There's no aesthetic beauty in a fight between two men who aren't fighters. Between their gushing adrenaline and lack of punching acumen, we almost always see a gruesome mutation of a cage fight. We see it in the NBA, where the feigned "hold me back!' move has been perfected. In the NFL, some fool always finds it prudent to punch a man while he's still wearing his helmet. And in baseball, we have much the same, with a few exceptions, from Nolan Ryan's flawless headlock on Robin Ventura to the perfect right-hand lead by Rougned Odor, who smoked Toronto's Jose Bautista during a Rangers-Blue Jays game in 2016.
But mostly, baseball brawls are about anything but the actual fight.
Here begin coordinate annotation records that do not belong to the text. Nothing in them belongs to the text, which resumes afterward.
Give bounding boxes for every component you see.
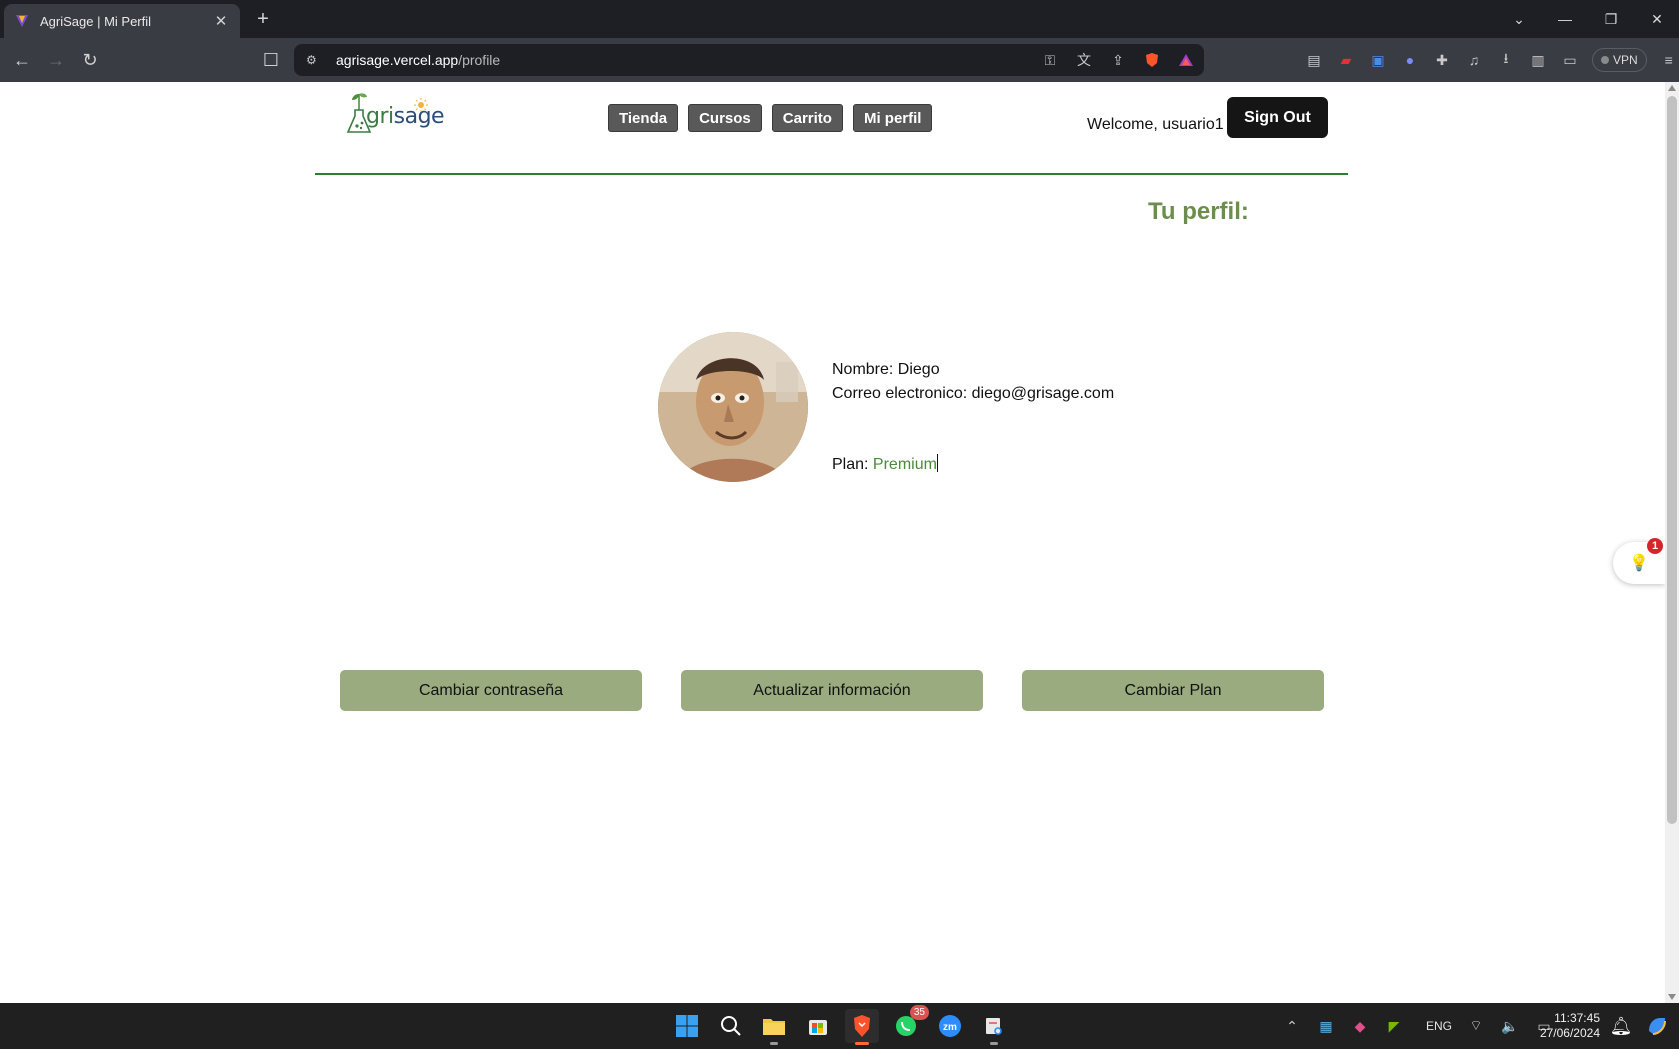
clock-time: 11:37:45 <box>1554 1011 1600 1025</box>
back-arrow-icon[interactable]: ← <box>10 48 34 72</box>
running-indicator <box>990 1042 998 1045</box>
browser-toolbar: ← → ↻ ☐ ⚙ agrisage.vercel.app/profile ⚿ … <box>0 38 1679 82</box>
vpn-button[interactable]: VPN <box>1592 48 1647 72</box>
change-password-button[interactable]: Cambiar contraseña <box>340 670 642 711</box>
nav-carrito[interactable]: Carrito <box>771 104 843 132</box>
extensions-puzzle-icon[interactable]: ✚ <box>1432 50 1452 70</box>
language-indicator[interactable]: ENG <box>1426 1019 1452 1033</box>
browser-tab-bar: AgriSage | Mi Perfil ✕ + ⌄ — ❐ ✕ <box>0 0 1679 38</box>
menu-hamburger-icon[interactable]: ≡ <box>1659 50 1679 70</box>
windows-start-icon[interactable] <box>670 1009 704 1043</box>
forward-arrow-icon[interactable]: → <box>44 48 68 72</box>
discord-extension-icon[interactable]: ● <box>1400 50 1420 70</box>
bookmark-icon[interactable]: ☐ <box>259 48 283 72</box>
vpn-status-dot <box>1601 56 1609 64</box>
windows-taskbar: 35 zm ⌃ ▦ ◆ ◤ ENG ⌔ 🔈 ▭ 11:37:45 27/06/2… <box>0 1003 1679 1049</box>
window-close-icon[interactable]: ✕ <box>1634 0 1679 38</box>
url-text[interactable]: agrisage.vercel.app/profile <box>336 52 500 68</box>
translate-extension-icon[interactable]: ▣ <box>1368 50 1388 70</box>
plan-value: Premium <box>872 456 937 473</box>
logo-wordmark: grisage <box>366 104 445 129</box>
page-viewport: grisage Tienda Cursos Carrito Mi perfil … <box>0 82 1665 1003</box>
scrollbar-thumb[interactable] <box>1667 96 1677 824</box>
agrisage-logo[interactable]: grisage <box>344 90 445 138</box>
notification-bell-icon[interactable]: 🔔︎ <box>1604 1009 1638 1043</box>
restore-icon[interactable]: ❐ <box>1588 0 1634 38</box>
whatsapp-badge: 35 <box>909 1005 929 1020</box>
downloads-icon[interactable]: ⭳ <box>1496 50 1516 70</box>
page-scrollbar[interactable] <box>1665 82 1679 1003</box>
svg-text:zm: zm <box>943 1022 957 1033</box>
pdf-extension-icon[interactable]: ▰ <box>1336 50 1356 70</box>
page-title: Tu perfil: <box>1148 198 1249 225</box>
zoom-icon[interactable]: zm <box>933 1009 967 1043</box>
wifi-icon[interactable]: ⌔ <box>1466 1016 1486 1036</box>
url-path: /profile <box>458 52 501 68</box>
header-divider <box>315 173 1348 175</box>
plan-label: Plan: <box>832 456 873 473</box>
nvidia-icon[interactable]: ◤ <box>1384 1016 1404 1036</box>
tray-app-2-icon[interactable]: ◆ <box>1350 1016 1370 1036</box>
notification-badge: 1 <box>1647 538 1663 554</box>
welcome-text: Welcome, usuario1 <box>1087 116 1224 133</box>
password-key-icon[interactable]: ⚿ <box>1040 50 1060 70</box>
copilot-icon[interactable] <box>1640 1009 1674 1043</box>
url-host: agrisage.vercel.app <box>336 52 459 68</box>
tab-close-icon[interactable]: ✕ <box>212 12 230 30</box>
tab-search-chevron-icon[interactable]: ⌄ <box>1496 0 1542 38</box>
address-bar[interactable]: ⚙ agrisage.vercel.app/profile ⚿ 文 ⇪ <box>294 44 1204 76</box>
profile-name: Nombre: Diego <box>832 361 940 378</box>
volume-icon[interactable]: 🔈 <box>1500 1016 1520 1036</box>
tray-app-icon[interactable]: ▦ <box>1316 1016 1336 1036</box>
file-explorer-icon[interactable] <box>757 1009 791 1045</box>
media-music-icon[interactable]: ♫ <box>1464 50 1484 70</box>
system-tray: ⌃ ▦ ◆ ◤ ENG ⌔ 🔈 ▭ <box>1282 1003 1554 1049</box>
profile-photo-icon <box>658 332 808 482</box>
text-cursor <box>936 454 938 472</box>
system-clock[interactable]: 11:37:45 27/06/2024 <box>1530 1011 1600 1041</box>
change-plan-button[interactable]: Cambiar Plan <box>1022 670 1324 711</box>
reader-mode-icon[interactable]: ▤ <box>1304 50 1324 70</box>
minimize-icon[interactable]: — <box>1542 0 1588 38</box>
snipping-tool-icon[interactable] <box>977 1009 1011 1045</box>
brave-shield-icon[interactable] <box>1142 50 1162 70</box>
new-tab-plus-icon[interactable]: + <box>251 7 275 31</box>
site-favicon-icon <box>16 15 28 27</box>
tab-title: AgriSage | Mi Perfil <box>40 13 152 29</box>
tray-overflow-chevron-icon[interactable]: ⌃ <box>1282 1016 1302 1036</box>
reload-icon[interactable]: ↻ <box>78 48 102 72</box>
browser-tab[interactable]: AgriSage | Mi Perfil ✕ <box>4 4 240 38</box>
nav-mi-perfil[interactable]: Mi perfil <box>852 104 933 132</box>
running-indicator <box>770 1042 778 1045</box>
sun-logo-icon <box>414 98 428 112</box>
nav-tienda[interactable]: Tienda <box>608 104 679 132</box>
share-icon[interactable]: ⇪ <box>1108 50 1128 70</box>
microsoft-store-icon[interactable] <box>801 1009 835 1043</box>
profile-info: Nombre: Diego Correo electronico: diego@… <box>832 358 1114 406</box>
brave-browser-icon[interactable] <box>845 1009 879 1045</box>
active-indicator <box>855 1042 869 1045</box>
translate-icon[interactable]: 文 <box>1074 50 1094 70</box>
brave-rewards-icon[interactable] <box>1176 50 1196 70</box>
scroll-down-arrow-icon[interactable] <box>1668 994 1676 1000</box>
logo-gri: gri <box>366 104 394 129</box>
lightbulb-icon: 💡 <box>1629 555 1649 572</box>
site-settings-icon[interactable]: ⚙ <box>306 53 322 67</box>
scroll-up-arrow-icon[interactable] <box>1668 85 1676 91</box>
profile-plan: Plan: Premium <box>832 454 938 474</box>
extensions-row: ▤ ▰ ▣ ● ✚ ♫ ⭳ ▥ ▭ VPN ≡ <box>1304 48 1679 72</box>
profile-email: Correo electronico: diego@grisage.com <box>832 385 1115 402</box>
nav-cursos[interactable]: Cursos <box>688 104 762 132</box>
update-info-button[interactable]: Actualizar información <box>681 670 983 711</box>
floating-assistant-widget[interactable]: 💡 1 <box>1613 538 1665 584</box>
search-icon[interactable] <box>714 1009 748 1043</box>
clock-date: 27/06/2024 <box>1539 1026 1600 1040</box>
sidebar-icon[interactable]: ▥ <box>1528 50 1548 70</box>
wallet-icon[interactable]: ▭ <box>1560 50 1580 70</box>
sign-out-button[interactable]: Sign Out <box>1227 97 1328 138</box>
avatar <box>658 332 808 482</box>
main-nav: Tienda Cursos Carrito Mi perfil <box>608 104 933 132</box>
whatsapp-icon[interactable]: 35 <box>889 1005 929 1043</box>
vpn-label: VPN <box>1613 53 1638 67</box>
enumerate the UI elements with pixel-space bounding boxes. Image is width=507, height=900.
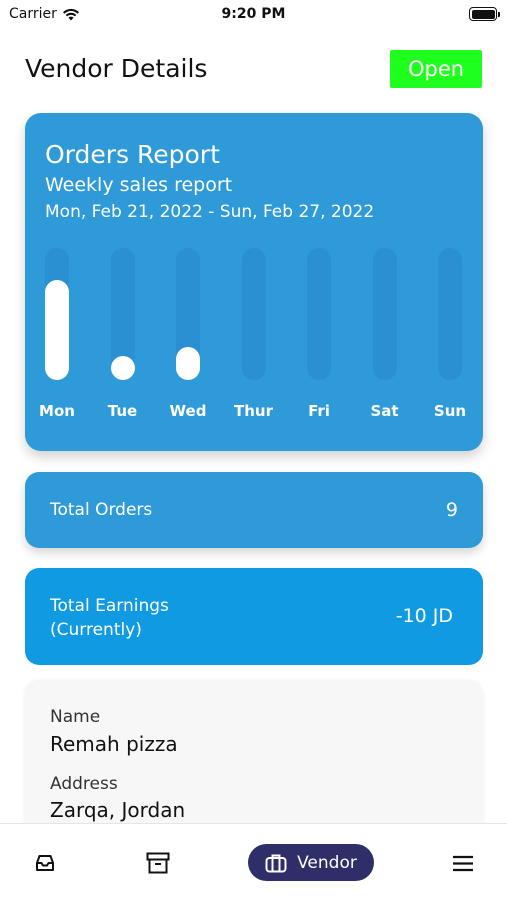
chart-day-label-tue: Tue xyxy=(107,402,138,420)
battery-icon xyxy=(469,7,500,21)
total-orders-label: Total Orders xyxy=(50,500,153,520)
total-earnings-value: -10 JD xyxy=(395,605,453,627)
total-orders-card: Total Orders 9 xyxy=(25,472,483,548)
archive-icon xyxy=(146,852,170,874)
inbox-icon xyxy=(36,855,54,871)
vendor-address-value: Zarqa, Jordan xyxy=(50,798,186,822)
chart-bar-track-fri xyxy=(307,248,331,380)
open-status-button[interactable]: Open xyxy=(390,50,482,88)
chart-day-label-mon: Mon xyxy=(39,402,75,420)
weekly-orders-chart: Mon Tue Wed Thur Fri Sat Sun xyxy=(25,113,483,451)
chart-day-label-thur: Thur xyxy=(234,402,273,420)
tab-inbox[interactable] xyxy=(31,850,59,876)
vendor-address-label: Address xyxy=(50,774,118,794)
menu-icon xyxy=(453,855,473,871)
total-earnings-label-line2: (Currently) xyxy=(50,620,142,640)
status-bar: Carrier 9:20 PM xyxy=(0,0,507,28)
total-earnings-label: Total Earnings (Currently) xyxy=(50,594,169,642)
status-time: 9:20 PM xyxy=(221,6,286,22)
chart-bar-tue xyxy=(110,356,135,380)
total-orders-value: 9 xyxy=(445,499,458,521)
tab-vendor[interactable]: Vendor xyxy=(248,844,374,881)
chart-bar-track-wed xyxy=(176,248,200,380)
tab-archive[interactable] xyxy=(143,849,173,877)
chart-bar-track-tue xyxy=(110,248,135,380)
briefcase-icon xyxy=(265,854,287,872)
bottom-tab-bar: Vendor xyxy=(0,823,507,900)
chart-bar-mon xyxy=(45,279,69,380)
chart-day-label-sat: Sat xyxy=(370,402,399,420)
chart-day-label-wed: Wed xyxy=(169,402,207,420)
chart-bar-track-sat xyxy=(372,248,397,380)
chart-bar-track-mon xyxy=(45,248,69,380)
chart-bar-wed xyxy=(176,347,200,380)
chart-bar-track-sun xyxy=(438,248,462,380)
chart-bar-track-thur xyxy=(241,248,266,380)
vendor-name-value: Remah pizza xyxy=(50,732,178,756)
tab-menu[interactable] xyxy=(450,852,476,874)
total-earnings-label-line1: Total Earnings xyxy=(50,596,169,616)
page-title: Vendor Details xyxy=(25,54,208,83)
orders-report-card: Orders Report Weekly sales report Mon, F… xyxy=(25,113,483,451)
total-earnings-card: Total Earnings (Currently) -10 JD xyxy=(25,568,483,665)
tab-vendor-label: Vendor xyxy=(297,852,357,873)
chart-day-label-fri: Fri xyxy=(308,402,330,420)
vendor-name-label: Name xyxy=(50,707,101,727)
chart-day-label-sun: Sun xyxy=(433,402,467,420)
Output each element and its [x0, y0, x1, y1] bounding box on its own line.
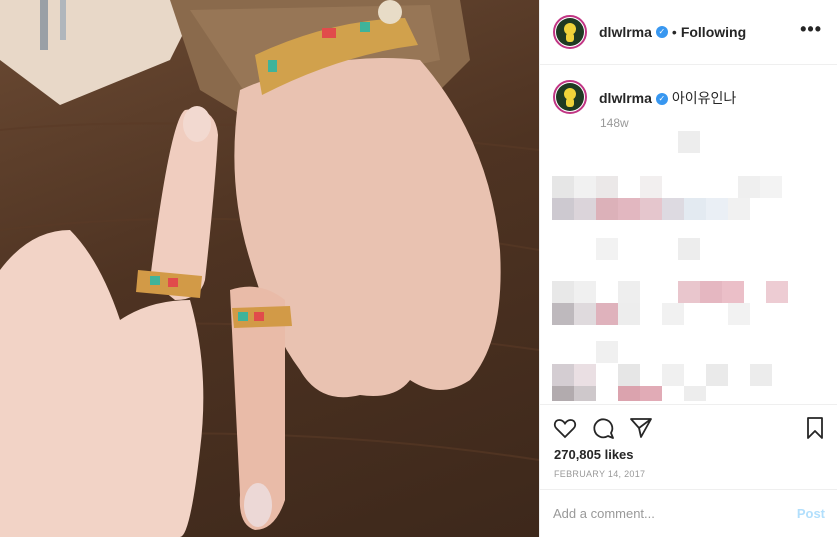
- bookmark-icon[interactable]: [802, 415, 828, 441]
- following-button[interactable]: Following: [681, 24, 746, 40]
- more-options-icon[interactable]: •••: [800, 20, 822, 38]
- post-actions: 270,805 likes FEBRUARY 14, 2017 Post: [540, 404, 837, 534]
- avatar[interactable]: [553, 15, 587, 49]
- hands-with-rings-image: [0, 0, 539, 537]
- caption-avatar[interactable]: [553, 80, 587, 114]
- post-comment-button[interactable]: Post: [797, 506, 825, 521]
- blurred-comments: [552, 131, 788, 401]
- separator-dot: •: [671, 24, 677, 40]
- share-send-icon[interactable]: [628, 415, 654, 441]
- caption-verified-icon: ✓: [655, 93, 668, 106]
- avatar-image: [556, 18, 584, 46]
- post-side-panel: dlwlrma ✓ • Following ••• dlwlrma ✓ 아이유인나 …: [539, 0, 837, 537]
- comment-input[interactable]: [553, 506, 797, 521]
- post-header: dlwlrma ✓ • Following •••: [540, 0, 837, 65]
- post-date: FEBRUARY 14, 2017: [554, 469, 646, 479]
- like-heart-icon[interactable]: [552, 415, 578, 441]
- likes-count[interactable]: 270,805 likes: [554, 447, 634, 462]
- header-username[interactable]: dlwlrma: [599, 24, 652, 40]
- caption-avatar-image: [556, 83, 584, 111]
- caption-text: dlwlrma ✓ 아이유인나: [599, 88, 736, 108]
- verified-badge-icon: ✓: [655, 26, 668, 38]
- caption-body: 아이유인나: [671, 90, 737, 106]
- comment-bubble-icon[interactable]: [590, 415, 616, 441]
- comment-bar: Post: [540, 489, 837, 537]
- caption-area: dlwlrma ✓ 아이유인나 148w: [540, 66, 837, 404]
- caption-username[interactable]: dlwlrma: [599, 90, 652, 106]
- post-photo[interactable]: [0, 0, 539, 537]
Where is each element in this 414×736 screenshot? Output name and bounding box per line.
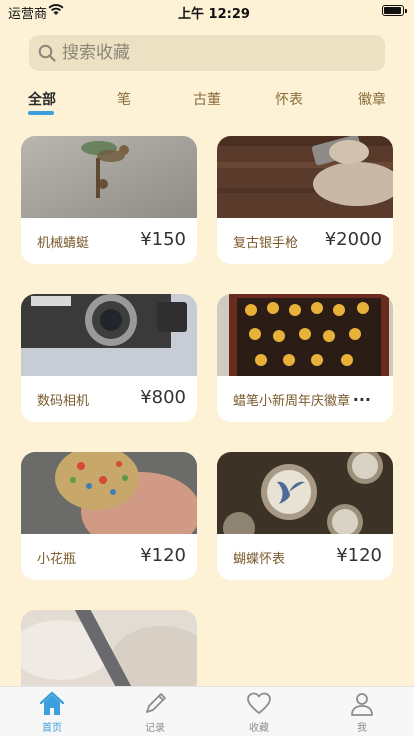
item-photo [21, 294, 197, 376]
tabbar-label: 收藏 [249, 723, 269, 734]
tab-all[interactable]: 全部 [28, 89, 56, 109]
pencil-icon [146, 693, 166, 713]
carrier-label: 运营商 [8, 7, 48, 22]
tab-indicator [28, 111, 54, 115]
item-photo [21, 452, 197, 534]
search-icon [38, 44, 56, 62]
tabbar-me[interactable]: 我 [332, 691, 392, 734]
status-bar: 运营商 上午 12:29 [0, 0, 414, 22]
wifi-icon [48, 4, 64, 15]
tab-antique[interactable]: 古董 [193, 89, 221, 109]
tabbar-record[interactable]: 记录 [125, 691, 185, 734]
item-price: ¥120 [140, 545, 186, 566]
tabbar-home[interactable]: 首页 [22, 691, 82, 734]
collection-grid: 机械蜻蜓 ¥150 复古银手枪 ¥2000 数码相机 ¥800 蜡笔小新周年庆徽… [0, 136, 414, 686]
tab-pen[interactable]: 笔 [117, 89, 131, 109]
item-photo [21, 136, 197, 218]
item-price: ¥120 [336, 545, 382, 566]
tab-badge[interactable]: 徽章 [358, 89, 386, 109]
item-card[interactable]: 蝴蝶怀表 ¥120 [217, 452, 393, 580]
item-card[interactable]: 小花瓶 ¥120 [21, 452, 197, 580]
item-price: ¥2000 [324, 229, 382, 250]
category-tabs: 全部 笔 古董 怀表 徽章 [0, 86, 414, 120]
item-card[interactable]: 蜡笔小新周年庆徽章 ... [217, 294, 393, 422]
item-photo [217, 136, 393, 218]
home-icon [39, 691, 65, 715]
tabbar-label: 首页 [42, 723, 62, 734]
item-photo [21, 610, 197, 686]
item-name: 蜡笔小新周年庆徽章 [233, 394, 351, 409]
tabbar-label: 记录 [145, 723, 165, 734]
item-name: 蝴蝶怀表 [233, 552, 286, 567]
item-name: 复古银手枪 [233, 236, 299, 251]
tabbar-favorites[interactable]: 收藏 [229, 691, 289, 734]
bottom-tab-bar: 首页 记录 收藏 我 [0, 686, 414, 736]
clock: 上午 12:29 [178, 7, 250, 22]
item-card[interactable]: 数码相机 ¥800 [21, 294, 197, 422]
item-price: ... [352, 386, 371, 405]
tabbar-label: 我 [357, 723, 367, 734]
item-card[interactable]: 机械蜻蜓 ¥150 [21, 136, 197, 264]
item-photo [217, 294, 393, 376]
item-card[interactable]: 复古银手枪 ¥2000 [217, 136, 393, 264]
heart-icon [247, 692, 271, 714]
item-name: 机械蜻蜓 [37, 236, 90, 251]
item-card[interactable] [21, 610, 197, 686]
item-price: ¥800 [140, 387, 186, 408]
search-bar[interactable] [29, 35, 385, 71]
battery-icon [382, 5, 407, 16]
item-price: ¥150 [140, 229, 186, 250]
search-input[interactable] [62, 43, 362, 63]
tab-pocket-watch[interactable]: 怀表 [275, 89, 303, 109]
item-name: 小花瓶 [37, 552, 77, 567]
item-name: 数码相机 [37, 394, 90, 409]
item-photo [217, 452, 393, 534]
person-icon [351, 693, 373, 716]
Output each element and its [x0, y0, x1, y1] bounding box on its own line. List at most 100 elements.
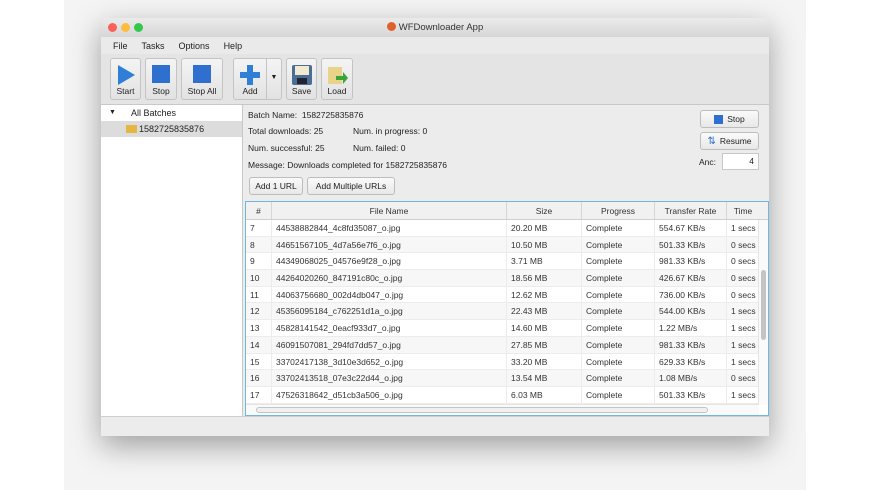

It's about long memories and payback and self-policing, an implicit policy going back decades, if not a century. It may not be pretty or encouraged or even acceptable to some. But there has long been a place for them in our pastime, even if you think it's long past time for baseball and brawls to share the same sentence.
And maybe this is the baseball elixir the Yankees need to remind themselves they're not a third-place ballclub.